Open book examination to be completed and returned by 4:30 p.m. Friday, June 16, 1972. You may use any available references or your notes but do not consult with other students or staff regarding questions or answers.
1. “Pattern recognition” is a term that has been applied loosely to quite a few different biomedical procedures in which a computer assists a biologist or medical scientist in recognizing, identifying or evaluating quantitatively some life science entity. Distinguish clearly between these three features of recognition, identification and quantitation. Now report compactly from the literature five illustrations of biomedical pattern recognition including at least one from each of the three categories, explaining in each case the what, when, where, why and how of the illustrations.
2. Try to epitomize in ten one-sentence statements the most basic features of control systems, biological or technological, that are important to the Biophysical Sciences. Be sure to keep in mind the importance of feedback, feed forward and adaptive control systems.
3. The so-called “circadian rhythms” and the phenomenon of “absolute pitch” & discrimination are two examples of biological information-transduction and analysis that require phenomenally accurate - not only precise - quantitative biological performance. Select a well documented case of one of these from the literature, specify the performance reported and try to devise a biophysical basis on which the demonstrated performance might logically be explained.

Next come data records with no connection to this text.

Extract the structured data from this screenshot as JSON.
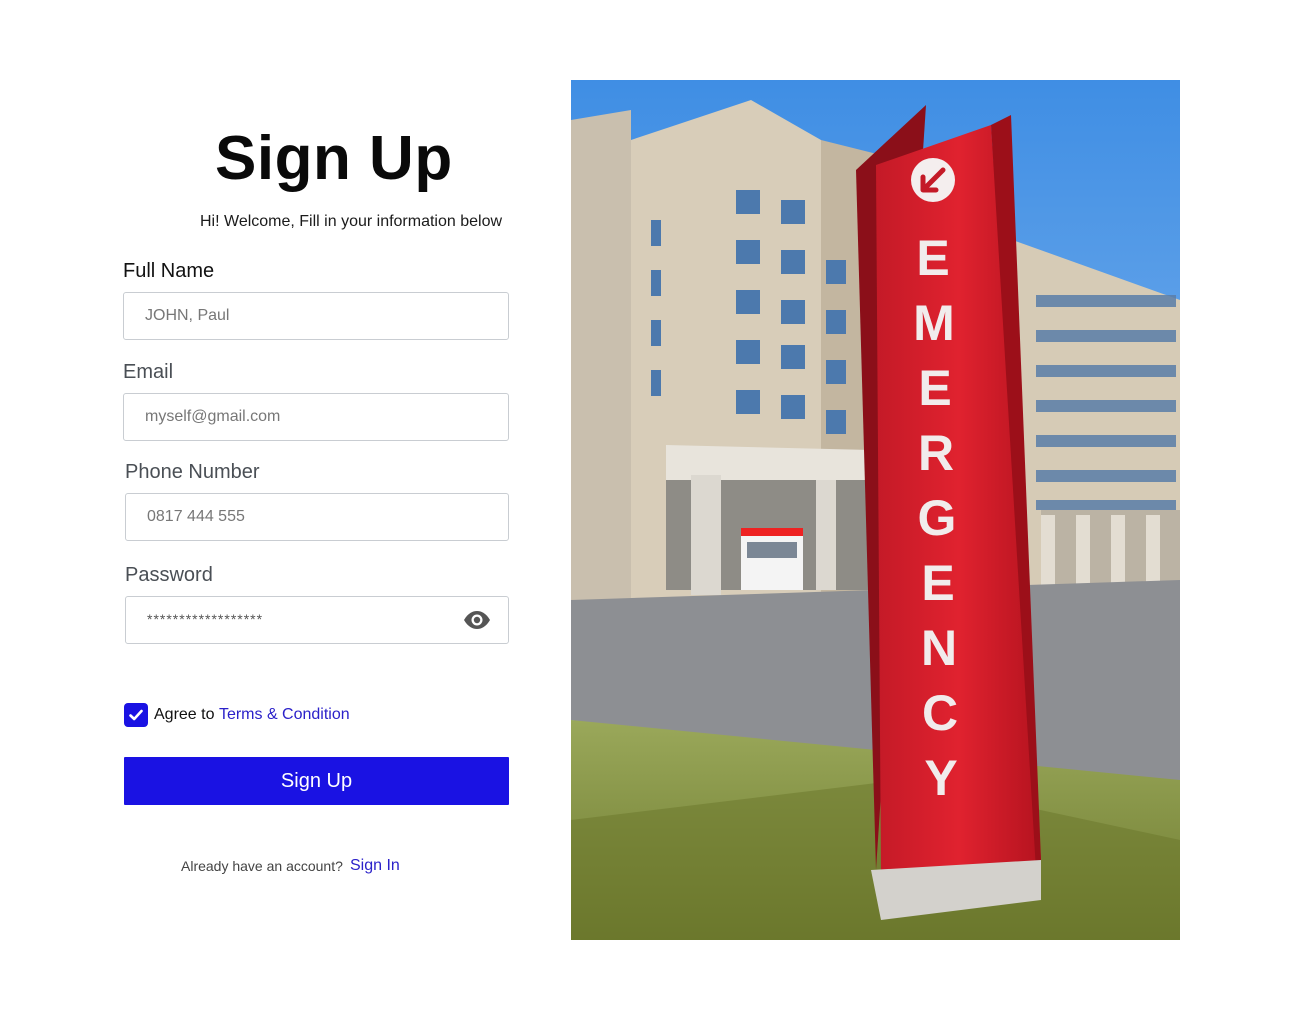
{
  "form": {
    "title": "Sign Up",
    "subtitle": "Hi! Welcome, Fill in your information below",
    "full_name": {
      "label": "Full Name",
      "placeholder": "JOHN, Paul"
    },
    "email": {
      "label": "Email",
      "placeholder": "myself@gmail.com"
    },
    "phone": {
      "label": "Phone Number",
      "placeholder": "0817 444 555"
    },
    "password": {
      "label": "Password",
      "value": "******************"
    },
    "agree_text": "Agree to",
    "terms_link": "Terms & Condition",
    "agree_checked": true,
    "submit_label": "Sign Up",
    "already_text": "Already have an account?",
    "signin_link": "Sign In"
  },
  "photo": {
    "sign_text": "EMERGENCY"
  },
  "colors": {
    "accent": "#1a12e3",
    "link": "#2b21c9",
    "sign_red": "#d8222f"
  }
}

4. An enormous amount of research and developmental effort and money has been spent on perfecting “non-invasive” transducers, computer analyses and interpretation of a) cerebral regional circulation, b) cardiac output and c) tumor detection. Select one of these fields and for it identify the principal experimental approaches that have arisen (quote your sources) and state which you consider the most reliable and useful of the available alternates, what it measures and how reliable or accurate it is. Try to be specific rather than encyclopedic.